# Dictionaries and Dataframes

Now that we've learned some Python basics, we'll move to applying our tools to do more sophisticated data analyses. To do so, we often don't want lists, but we want certain elements to be associated with values. A person will have an income, for example, or a novel will use the word `humanistic` a certain number of times. Today we'll think through data types that can help us we these associations.

## Learning Goals
* Learn about dictionaries, tuples, and dataframes
* Get comfortable with manipulating them, and slicing them
* Think through how we might use them for data analysis (more on this to come!)

# Part 1: Dictionaries

Like lists, dictionaries can easily be changed, can be shrunk and grown ad libitum at run time. They shrink and grow without the necessity of making copies. Dictionaries can be contained in lists and vice versa. 
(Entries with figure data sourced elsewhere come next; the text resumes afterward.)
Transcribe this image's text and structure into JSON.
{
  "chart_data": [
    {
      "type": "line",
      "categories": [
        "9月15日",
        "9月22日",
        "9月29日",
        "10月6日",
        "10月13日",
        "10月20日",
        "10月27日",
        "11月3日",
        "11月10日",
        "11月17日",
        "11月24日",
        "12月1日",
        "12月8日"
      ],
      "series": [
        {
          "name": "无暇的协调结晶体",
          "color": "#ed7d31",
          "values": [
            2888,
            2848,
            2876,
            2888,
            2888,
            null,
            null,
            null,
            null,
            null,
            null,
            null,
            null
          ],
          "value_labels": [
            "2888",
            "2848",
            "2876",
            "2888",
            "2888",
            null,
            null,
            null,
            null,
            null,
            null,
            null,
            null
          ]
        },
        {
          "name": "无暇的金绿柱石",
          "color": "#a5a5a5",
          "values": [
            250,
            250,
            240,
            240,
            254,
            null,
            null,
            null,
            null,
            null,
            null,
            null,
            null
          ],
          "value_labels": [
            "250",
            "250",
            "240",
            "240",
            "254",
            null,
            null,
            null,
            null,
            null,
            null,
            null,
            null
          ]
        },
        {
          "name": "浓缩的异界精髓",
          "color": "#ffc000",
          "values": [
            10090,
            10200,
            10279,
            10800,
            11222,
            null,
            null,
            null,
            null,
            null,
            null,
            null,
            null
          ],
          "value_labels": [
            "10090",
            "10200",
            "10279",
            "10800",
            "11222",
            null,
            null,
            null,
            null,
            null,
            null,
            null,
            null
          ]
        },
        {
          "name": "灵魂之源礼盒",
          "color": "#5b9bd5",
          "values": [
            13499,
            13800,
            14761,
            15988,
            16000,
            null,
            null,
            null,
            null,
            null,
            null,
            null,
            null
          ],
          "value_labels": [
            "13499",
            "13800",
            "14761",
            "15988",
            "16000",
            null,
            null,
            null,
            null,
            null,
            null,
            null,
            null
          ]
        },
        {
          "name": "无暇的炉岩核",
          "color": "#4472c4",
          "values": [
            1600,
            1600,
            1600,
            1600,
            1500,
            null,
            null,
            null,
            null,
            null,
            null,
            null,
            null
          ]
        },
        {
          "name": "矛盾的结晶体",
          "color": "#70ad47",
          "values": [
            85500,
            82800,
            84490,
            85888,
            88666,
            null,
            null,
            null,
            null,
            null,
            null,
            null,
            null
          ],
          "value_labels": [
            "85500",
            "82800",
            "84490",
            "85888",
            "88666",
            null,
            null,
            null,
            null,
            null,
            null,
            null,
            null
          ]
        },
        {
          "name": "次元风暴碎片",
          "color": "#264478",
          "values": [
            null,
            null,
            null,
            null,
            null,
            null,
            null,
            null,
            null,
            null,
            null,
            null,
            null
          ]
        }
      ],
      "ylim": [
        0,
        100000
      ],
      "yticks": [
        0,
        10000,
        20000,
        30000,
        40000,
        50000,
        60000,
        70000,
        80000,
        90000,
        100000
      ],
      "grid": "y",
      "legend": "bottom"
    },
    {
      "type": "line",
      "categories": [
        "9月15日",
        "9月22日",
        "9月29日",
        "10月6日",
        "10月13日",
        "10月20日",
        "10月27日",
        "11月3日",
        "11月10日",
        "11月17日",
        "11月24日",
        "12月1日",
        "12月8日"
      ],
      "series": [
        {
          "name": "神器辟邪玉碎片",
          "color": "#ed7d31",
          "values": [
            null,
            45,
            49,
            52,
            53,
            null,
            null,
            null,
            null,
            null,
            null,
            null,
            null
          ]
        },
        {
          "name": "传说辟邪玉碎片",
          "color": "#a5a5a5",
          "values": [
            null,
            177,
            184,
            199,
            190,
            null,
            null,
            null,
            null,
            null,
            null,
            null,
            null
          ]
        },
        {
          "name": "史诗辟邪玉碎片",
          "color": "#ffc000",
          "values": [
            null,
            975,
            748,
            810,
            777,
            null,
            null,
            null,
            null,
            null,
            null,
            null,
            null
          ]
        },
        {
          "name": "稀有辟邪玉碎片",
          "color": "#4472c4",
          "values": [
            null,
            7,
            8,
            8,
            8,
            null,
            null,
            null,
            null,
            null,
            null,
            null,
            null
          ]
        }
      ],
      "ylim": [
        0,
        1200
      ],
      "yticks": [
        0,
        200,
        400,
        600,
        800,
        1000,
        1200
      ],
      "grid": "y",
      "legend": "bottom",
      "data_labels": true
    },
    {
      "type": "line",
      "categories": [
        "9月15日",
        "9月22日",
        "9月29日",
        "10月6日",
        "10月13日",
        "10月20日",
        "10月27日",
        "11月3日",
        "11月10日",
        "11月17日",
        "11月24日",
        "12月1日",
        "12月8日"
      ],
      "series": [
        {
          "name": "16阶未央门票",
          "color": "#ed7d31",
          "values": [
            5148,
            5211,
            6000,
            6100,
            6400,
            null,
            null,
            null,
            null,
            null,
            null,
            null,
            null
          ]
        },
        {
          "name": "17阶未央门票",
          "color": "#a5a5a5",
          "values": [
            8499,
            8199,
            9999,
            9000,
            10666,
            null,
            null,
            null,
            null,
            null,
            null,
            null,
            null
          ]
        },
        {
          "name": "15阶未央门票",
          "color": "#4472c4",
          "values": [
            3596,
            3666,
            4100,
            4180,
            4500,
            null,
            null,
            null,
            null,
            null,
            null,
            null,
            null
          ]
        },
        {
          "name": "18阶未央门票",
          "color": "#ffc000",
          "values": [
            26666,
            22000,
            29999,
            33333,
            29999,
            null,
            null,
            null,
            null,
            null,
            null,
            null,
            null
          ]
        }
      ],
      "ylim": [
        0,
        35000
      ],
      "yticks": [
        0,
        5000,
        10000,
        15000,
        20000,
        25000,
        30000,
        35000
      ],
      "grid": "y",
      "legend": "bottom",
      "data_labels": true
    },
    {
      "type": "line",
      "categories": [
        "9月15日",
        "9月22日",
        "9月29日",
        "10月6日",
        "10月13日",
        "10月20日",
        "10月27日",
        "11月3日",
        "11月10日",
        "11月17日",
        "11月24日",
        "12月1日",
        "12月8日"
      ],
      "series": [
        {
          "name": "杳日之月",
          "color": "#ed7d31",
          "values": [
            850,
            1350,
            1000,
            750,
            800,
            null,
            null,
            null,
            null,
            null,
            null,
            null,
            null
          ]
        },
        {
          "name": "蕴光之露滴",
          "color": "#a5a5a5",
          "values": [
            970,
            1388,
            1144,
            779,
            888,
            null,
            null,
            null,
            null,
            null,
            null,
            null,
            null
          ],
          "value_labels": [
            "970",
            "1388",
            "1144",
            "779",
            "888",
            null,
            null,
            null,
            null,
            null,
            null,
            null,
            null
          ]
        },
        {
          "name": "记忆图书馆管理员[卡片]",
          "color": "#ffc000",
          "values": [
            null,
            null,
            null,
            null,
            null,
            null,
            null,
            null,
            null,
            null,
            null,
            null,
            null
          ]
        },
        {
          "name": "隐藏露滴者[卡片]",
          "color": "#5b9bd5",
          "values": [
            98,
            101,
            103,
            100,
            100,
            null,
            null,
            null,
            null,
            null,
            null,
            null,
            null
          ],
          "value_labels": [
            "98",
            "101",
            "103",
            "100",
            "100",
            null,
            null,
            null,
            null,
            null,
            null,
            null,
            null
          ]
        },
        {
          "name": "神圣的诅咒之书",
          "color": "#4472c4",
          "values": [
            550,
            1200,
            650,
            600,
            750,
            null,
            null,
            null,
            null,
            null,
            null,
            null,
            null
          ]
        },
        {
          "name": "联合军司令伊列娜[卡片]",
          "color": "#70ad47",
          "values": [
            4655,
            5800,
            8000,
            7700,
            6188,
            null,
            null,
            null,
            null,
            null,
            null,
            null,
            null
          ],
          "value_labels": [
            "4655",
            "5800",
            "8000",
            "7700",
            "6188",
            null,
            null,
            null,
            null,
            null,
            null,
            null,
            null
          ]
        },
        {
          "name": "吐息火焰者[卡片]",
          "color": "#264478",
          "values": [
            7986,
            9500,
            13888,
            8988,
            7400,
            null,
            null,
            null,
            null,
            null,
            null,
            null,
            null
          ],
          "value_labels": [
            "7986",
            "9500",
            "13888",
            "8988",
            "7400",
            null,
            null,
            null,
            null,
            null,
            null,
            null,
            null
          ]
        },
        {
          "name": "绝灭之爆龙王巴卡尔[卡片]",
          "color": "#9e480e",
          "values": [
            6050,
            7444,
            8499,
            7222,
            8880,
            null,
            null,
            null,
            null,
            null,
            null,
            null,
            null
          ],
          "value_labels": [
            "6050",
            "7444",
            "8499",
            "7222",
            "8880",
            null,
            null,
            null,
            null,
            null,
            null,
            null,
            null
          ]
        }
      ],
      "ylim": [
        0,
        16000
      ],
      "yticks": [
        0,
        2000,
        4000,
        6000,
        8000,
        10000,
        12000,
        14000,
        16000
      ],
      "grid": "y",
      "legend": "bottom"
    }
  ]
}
But what's the difference between lists and dictionaries? Lists are ordered sets of objects, whereas dictionaries are unordered sets. But the main difference is that items in dictionaries are accessed via keys and not via their position. A dictionary is an associative array (also known as hashes). Any key of the dictionary is associated (or mapped) to a value. The values of a dictionary can be any Python data type. So dictionaries are unordered key-value-pairs. 


In [1]:
my_tuple = [('education', 'high school'), ('income', 100)]
my_dict = dict(my_tuple)
type(my_dict)

dict

In [2]:
my_dict

{'education': 'high school', 'income': 100}

The key is before the colon, the value is after the colon. 

Find all the keys from the dictionary, and then all the values.

In [3]:
my_dict.keys()

dict_keys(['education', 'income'])

In [4]:
my_dict.values()

dict_values(['high school', 100])

We can access keys using the bracket syntax. We've seen this before. The input is a dictionary key, the output is the key's value.

In [5]:
my_dict['education']

'high school'

In [6]:
my_dict['income']

100

We can add key/value pairs using the bracket syntax and the assignment operator. Notice the order of the key/value pairs does not matter, like they do in lists and strings.

In [7]:
my_dict['age'] = 24
my_dict

{'age': 24, 'education': 'high school', 'income': 100}

## Example: Counting Words

We have been looking at different features of "words" (or, as Python knows them, elements in a string separated by white space). What if we want to find the number of times each word occurs in a text? We can use the `counter` class in Python, which utilizes dictionaries and another datatype, tuples. Let's walk through an example

One of the most frequent tasks in computational text analysis is quickly summarizing the content of text. In this lesson we will learn how to summarze text by counting frequent words in the text. In the process we'll learn to think about features, which words are important, and we'll cover some common pre-processing steps. 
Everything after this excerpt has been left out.